This might sound really silly but I'm curious about whether anyone can relate.
Since joining Slimming World I've found it really transformative. I'm down 2 stone this year so far (3.5 more to go for my GW), I have really changed my mindset about food and am finding my group to be on the whole very lovely and supportive. There is one issue I'm struggling with though. On the one hand I find the weekly weigh-ins great for accountability and that sense of clear progress. On the other, I can feel it turning into an obsession. I've been Slimmer of the Week a few times and it has put me on other group members' radar - lots of people ask me how I've done every week now as I come off the scales and when I've 'only' lost a pound or two I'm getting jokey tuts. The other week I went off plan for a few days and realised I'd put on weight so ended up starving myself for 3 days before the weigh-in to make up for it - I had this sense of fear and shame telling me I couldn't show my face unless I'd made progress.

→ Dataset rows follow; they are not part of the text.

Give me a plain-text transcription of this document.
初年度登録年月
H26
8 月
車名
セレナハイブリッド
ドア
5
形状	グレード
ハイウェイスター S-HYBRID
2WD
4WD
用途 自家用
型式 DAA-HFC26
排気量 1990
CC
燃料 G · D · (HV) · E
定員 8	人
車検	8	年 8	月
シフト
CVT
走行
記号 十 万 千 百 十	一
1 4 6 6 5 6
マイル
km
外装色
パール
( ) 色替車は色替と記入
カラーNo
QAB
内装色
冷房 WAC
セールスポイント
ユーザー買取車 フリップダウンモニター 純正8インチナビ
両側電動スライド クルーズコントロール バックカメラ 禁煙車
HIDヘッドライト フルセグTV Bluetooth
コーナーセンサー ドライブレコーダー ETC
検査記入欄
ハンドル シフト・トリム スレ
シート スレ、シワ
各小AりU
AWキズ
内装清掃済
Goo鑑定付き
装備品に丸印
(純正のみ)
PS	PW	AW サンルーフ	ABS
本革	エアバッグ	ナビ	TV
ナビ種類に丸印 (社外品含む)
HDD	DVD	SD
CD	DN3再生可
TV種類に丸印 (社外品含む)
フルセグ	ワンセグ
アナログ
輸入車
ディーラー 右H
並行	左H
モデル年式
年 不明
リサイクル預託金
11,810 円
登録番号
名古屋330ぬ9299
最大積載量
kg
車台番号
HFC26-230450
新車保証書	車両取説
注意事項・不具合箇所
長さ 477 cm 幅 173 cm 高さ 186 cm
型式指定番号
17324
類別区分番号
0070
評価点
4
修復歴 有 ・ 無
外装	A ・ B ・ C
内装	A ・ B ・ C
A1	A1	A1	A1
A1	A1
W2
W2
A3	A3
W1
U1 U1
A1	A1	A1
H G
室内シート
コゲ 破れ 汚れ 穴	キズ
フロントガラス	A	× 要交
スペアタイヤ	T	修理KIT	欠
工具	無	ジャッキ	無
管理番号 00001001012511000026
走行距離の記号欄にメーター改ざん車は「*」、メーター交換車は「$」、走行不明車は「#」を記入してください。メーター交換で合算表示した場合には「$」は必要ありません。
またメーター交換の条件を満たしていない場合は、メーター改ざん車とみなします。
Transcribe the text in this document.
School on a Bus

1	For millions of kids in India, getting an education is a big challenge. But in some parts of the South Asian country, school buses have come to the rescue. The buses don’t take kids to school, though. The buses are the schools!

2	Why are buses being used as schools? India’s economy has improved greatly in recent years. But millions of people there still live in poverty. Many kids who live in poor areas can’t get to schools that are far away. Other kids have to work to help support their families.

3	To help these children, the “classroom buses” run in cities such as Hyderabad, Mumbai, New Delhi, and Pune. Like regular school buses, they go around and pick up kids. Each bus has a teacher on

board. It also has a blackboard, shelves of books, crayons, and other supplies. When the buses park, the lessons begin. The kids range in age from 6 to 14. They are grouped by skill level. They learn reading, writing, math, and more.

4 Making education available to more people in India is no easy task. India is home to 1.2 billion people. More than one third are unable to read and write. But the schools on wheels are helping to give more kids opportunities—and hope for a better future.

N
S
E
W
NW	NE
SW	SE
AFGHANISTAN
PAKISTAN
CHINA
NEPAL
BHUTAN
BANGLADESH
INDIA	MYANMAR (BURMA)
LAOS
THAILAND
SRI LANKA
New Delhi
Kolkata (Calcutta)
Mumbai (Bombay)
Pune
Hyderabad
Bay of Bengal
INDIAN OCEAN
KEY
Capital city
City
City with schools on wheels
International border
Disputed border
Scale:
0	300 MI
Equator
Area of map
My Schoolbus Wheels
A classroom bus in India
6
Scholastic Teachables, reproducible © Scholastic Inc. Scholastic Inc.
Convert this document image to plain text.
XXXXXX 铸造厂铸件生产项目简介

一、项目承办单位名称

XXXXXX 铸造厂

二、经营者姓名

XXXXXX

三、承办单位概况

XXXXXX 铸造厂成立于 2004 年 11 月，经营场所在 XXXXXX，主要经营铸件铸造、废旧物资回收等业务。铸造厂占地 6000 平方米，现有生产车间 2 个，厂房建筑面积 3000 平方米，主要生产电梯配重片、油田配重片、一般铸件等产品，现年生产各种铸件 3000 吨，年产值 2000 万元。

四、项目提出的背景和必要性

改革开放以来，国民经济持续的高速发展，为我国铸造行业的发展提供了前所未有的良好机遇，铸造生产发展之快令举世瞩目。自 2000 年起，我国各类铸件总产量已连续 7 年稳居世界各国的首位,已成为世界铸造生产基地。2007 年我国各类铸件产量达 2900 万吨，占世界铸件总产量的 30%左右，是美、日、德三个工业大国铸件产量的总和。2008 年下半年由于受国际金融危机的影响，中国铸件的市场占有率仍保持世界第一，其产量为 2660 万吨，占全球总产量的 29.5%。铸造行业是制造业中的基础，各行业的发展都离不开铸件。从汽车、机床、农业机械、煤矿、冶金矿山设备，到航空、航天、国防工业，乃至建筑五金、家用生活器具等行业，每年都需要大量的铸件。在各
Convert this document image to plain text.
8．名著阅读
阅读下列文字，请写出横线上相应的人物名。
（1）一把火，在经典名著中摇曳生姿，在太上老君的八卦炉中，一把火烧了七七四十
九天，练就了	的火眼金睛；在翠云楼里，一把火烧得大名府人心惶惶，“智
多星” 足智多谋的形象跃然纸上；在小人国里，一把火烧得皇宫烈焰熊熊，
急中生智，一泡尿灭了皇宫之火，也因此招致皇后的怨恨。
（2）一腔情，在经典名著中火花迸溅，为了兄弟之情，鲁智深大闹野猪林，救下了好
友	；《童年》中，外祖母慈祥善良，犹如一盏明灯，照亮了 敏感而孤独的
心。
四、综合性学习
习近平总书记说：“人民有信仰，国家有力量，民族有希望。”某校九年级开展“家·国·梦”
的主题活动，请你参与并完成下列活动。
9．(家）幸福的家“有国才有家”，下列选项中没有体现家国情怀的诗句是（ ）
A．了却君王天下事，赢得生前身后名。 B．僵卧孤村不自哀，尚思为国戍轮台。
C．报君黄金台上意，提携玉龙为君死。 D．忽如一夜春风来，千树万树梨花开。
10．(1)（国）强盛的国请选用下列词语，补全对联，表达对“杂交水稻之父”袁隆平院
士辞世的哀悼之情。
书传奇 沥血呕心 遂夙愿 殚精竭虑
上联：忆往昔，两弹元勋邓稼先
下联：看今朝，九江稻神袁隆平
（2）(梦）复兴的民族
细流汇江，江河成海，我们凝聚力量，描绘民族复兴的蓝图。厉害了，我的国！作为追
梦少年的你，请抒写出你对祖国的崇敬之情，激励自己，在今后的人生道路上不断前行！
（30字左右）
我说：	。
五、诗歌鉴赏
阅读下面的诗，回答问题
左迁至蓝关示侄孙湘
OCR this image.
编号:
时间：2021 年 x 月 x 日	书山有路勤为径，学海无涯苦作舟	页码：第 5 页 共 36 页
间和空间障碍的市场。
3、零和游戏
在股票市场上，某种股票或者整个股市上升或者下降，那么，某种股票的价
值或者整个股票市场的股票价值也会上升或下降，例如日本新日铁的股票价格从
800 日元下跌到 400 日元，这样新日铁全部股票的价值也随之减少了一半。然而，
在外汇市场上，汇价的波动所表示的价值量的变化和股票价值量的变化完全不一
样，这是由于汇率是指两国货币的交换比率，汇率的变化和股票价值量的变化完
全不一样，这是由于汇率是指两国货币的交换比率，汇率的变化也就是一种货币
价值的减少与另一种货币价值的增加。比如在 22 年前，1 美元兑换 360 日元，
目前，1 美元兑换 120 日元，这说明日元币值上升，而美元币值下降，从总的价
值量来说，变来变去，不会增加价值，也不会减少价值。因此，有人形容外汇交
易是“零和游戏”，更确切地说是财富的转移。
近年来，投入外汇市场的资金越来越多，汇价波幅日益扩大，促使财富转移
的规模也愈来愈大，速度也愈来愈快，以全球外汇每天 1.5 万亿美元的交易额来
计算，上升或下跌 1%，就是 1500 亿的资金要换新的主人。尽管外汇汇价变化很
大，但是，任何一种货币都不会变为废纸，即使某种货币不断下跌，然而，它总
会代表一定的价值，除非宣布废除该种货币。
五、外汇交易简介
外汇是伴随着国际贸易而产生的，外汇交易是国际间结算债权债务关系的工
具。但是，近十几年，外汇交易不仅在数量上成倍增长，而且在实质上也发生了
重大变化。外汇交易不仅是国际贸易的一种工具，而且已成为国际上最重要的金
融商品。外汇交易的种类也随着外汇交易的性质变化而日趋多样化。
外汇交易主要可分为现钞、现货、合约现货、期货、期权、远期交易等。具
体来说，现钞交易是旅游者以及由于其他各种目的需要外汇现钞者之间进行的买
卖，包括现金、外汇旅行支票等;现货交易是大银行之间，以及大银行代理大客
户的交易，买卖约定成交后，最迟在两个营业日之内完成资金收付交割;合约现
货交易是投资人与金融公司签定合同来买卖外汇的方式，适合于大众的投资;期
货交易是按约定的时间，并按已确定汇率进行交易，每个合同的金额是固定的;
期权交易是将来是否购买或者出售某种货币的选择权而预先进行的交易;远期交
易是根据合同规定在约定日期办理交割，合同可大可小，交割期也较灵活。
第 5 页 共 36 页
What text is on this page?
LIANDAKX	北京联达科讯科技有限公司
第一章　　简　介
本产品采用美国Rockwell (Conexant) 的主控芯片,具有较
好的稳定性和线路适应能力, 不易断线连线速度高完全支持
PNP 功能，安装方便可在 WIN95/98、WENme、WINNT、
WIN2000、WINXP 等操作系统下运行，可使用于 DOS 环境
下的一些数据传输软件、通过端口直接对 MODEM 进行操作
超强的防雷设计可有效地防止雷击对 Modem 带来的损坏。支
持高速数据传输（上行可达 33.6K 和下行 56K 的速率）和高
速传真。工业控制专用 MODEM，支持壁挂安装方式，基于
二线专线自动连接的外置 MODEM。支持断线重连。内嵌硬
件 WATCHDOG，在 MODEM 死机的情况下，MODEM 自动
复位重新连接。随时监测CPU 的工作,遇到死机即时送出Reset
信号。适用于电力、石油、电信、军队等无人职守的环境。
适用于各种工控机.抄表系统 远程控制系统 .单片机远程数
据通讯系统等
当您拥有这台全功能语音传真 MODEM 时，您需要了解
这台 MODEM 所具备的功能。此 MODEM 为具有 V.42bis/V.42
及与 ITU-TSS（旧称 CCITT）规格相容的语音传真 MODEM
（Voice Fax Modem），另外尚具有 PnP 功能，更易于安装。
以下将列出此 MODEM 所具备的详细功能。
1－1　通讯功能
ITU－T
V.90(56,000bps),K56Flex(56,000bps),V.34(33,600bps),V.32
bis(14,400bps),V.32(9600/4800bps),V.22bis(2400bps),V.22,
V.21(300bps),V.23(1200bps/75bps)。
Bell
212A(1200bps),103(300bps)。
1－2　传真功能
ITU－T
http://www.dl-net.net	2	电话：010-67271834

There's this competitive element to it that is both spurring me on and also dragging me down into habits that won't be sustainable. I know I should just do it for myself and not care about what anyone else says but I am finding it hard. The certificates, the cheering on progress, the naming people during group discussion time... it's all lovely in a way but also a double-edged sword.
Obviously I should just accept it if I've had a bad day, go back to the plan without any ridiculous things like barely eating anything for 24 hours, and deal with weeks where I don't lose. I do know this on a rational level!